In fact, you can plug in Techstream and ask the HV ECU how much torque it is commanding from MG1 and MG2 at any instant, and it'll tell you. It can do the math. "... time when to apply more energy ..." is exactly how it's done.

So yes, exactly, that's why the car has an HV ECU, not just a big red toggle switch.

The physics being covered in this thread really isn't concerned with torque ratings or specifications or maximums. Yes, the components involved have ratings and maximums and the engineers know what those are.

But when the gears of the PSD are doing what they do, splitting the torque at thing A into 28% at thing B and 72% at thing C, that has nothing to do with maximum figures in some engineer's spreadsheet somewhere, but only with the instantaneous torques, whatever they are, being experienced by thing A, thing B, and thing C at that moment. Gears live strictly in the now, and they can't read spreadsheets.

 

I think it this might be because this was a fairly shallow grade, averaging just 2.3%. At highway speeds, this is almost a neutral glide, not a strong charging opportunity. At 65-70 mph, it is just a glide without charging.

If this had been a much steeper grade, such as 5% (2600 feet in under 10 miles), or even 7% (same drop in just 7 miles), it would have made a far better charging test.

 

And totally irrelevant to this thread, because the SMPSs / inverters connecting all the high voltage parts (MG1, MG2, battery) can step voltage or current up or down at will to produce the desired power flow between these parts.

Please go back and review your basic engineering mechanics.

The algebra expresses how the engineering and physics of this device works. You can't throw it away.

 

Both of these are false. The units don't match up. Please go back and review your basic engineering mechanics.

No, it applies when they are spinning too.

 

When stepping voltage up or down, power remains nearly constant. 'Nearly' because there is a small bit of conversion loss to be subtracted out.

Don't forget to include the (implied, and intuitively obvious to the engineers and physicists in the crowd) RPM to radians/second conversion factor.

Algebra is symbolic math, not just numbers.

 

All of the above, depending on conditions.

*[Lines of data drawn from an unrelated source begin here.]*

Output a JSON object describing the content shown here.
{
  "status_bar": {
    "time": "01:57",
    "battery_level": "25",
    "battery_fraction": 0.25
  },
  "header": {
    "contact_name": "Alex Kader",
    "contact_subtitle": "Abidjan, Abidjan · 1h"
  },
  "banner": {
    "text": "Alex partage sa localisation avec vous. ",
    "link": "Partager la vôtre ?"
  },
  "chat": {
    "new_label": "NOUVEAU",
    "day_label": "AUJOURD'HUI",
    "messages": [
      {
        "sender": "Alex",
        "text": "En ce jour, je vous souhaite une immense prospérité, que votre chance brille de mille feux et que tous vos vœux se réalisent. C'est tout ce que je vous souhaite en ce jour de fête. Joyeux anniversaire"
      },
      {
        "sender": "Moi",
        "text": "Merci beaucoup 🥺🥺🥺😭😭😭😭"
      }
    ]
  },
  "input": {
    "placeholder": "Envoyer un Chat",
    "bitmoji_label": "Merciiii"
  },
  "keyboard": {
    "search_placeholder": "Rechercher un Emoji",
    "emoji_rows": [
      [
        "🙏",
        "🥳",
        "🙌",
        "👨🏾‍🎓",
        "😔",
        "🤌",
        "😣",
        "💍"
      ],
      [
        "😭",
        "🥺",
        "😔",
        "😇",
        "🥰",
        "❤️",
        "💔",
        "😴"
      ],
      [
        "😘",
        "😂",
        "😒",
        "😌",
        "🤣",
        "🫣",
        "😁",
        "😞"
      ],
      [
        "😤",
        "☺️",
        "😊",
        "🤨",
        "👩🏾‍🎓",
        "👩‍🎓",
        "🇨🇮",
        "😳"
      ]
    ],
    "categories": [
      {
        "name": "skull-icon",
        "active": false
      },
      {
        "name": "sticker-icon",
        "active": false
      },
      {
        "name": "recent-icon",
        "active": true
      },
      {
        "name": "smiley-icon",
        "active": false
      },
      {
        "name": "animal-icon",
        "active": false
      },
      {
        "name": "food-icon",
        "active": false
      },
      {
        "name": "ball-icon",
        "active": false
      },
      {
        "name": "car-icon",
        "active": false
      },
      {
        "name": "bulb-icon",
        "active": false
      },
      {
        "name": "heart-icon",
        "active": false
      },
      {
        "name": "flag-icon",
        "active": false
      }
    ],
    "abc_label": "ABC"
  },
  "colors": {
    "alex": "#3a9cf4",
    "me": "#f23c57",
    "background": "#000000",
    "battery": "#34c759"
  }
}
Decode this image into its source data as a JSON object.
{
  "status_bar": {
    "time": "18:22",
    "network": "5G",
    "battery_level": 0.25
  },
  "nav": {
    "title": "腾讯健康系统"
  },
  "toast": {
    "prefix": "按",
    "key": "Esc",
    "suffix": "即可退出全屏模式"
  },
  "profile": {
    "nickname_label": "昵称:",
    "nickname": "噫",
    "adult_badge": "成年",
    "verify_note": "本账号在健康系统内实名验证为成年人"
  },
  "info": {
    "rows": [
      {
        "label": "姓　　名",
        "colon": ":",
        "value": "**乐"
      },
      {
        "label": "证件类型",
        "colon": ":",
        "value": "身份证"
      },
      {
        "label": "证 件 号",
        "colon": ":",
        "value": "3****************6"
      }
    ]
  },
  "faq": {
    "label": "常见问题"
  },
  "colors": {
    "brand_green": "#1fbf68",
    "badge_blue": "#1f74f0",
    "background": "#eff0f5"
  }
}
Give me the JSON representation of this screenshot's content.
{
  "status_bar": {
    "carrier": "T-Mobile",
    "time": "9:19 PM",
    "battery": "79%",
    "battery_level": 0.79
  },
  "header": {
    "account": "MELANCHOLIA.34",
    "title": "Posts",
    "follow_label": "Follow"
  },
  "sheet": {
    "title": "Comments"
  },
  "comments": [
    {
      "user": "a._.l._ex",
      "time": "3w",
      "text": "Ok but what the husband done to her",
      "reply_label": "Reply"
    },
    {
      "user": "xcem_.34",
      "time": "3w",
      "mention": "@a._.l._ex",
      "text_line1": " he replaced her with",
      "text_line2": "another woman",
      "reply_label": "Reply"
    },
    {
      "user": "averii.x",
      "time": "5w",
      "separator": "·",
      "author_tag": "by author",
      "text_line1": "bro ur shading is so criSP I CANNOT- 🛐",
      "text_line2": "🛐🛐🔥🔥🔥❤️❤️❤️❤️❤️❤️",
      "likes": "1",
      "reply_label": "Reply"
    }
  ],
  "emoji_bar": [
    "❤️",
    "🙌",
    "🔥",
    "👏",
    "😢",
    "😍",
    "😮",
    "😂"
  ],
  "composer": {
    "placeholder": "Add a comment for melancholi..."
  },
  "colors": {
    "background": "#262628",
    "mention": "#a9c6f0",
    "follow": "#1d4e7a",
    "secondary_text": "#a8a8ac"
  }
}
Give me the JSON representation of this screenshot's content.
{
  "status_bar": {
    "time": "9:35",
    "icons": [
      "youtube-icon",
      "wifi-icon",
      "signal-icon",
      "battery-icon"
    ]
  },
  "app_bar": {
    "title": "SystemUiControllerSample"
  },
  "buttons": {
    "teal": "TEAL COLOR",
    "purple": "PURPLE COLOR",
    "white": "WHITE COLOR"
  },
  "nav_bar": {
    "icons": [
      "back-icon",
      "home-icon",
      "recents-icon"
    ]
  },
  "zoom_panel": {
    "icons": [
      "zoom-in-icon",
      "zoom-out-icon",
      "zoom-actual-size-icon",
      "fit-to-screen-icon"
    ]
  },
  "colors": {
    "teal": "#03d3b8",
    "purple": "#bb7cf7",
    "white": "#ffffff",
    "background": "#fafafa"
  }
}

The PSD is a 3-shaft device. Power can be split just about any way you can think of. And is, in different circumstances.

Sorry, I don't treat it as a 2-shaft in-line device. I prefer to stick with 3 shafts. 3 terminals. ICE, Battery, Wheels.

And except for proper ICE valve operation, spin directions don't particularly matter to this view, there are enough gear opportunities to switch things to fit packaging constraints. Just designate a normal forward and reverse at your convenience, so that the algebraic signs are consistent.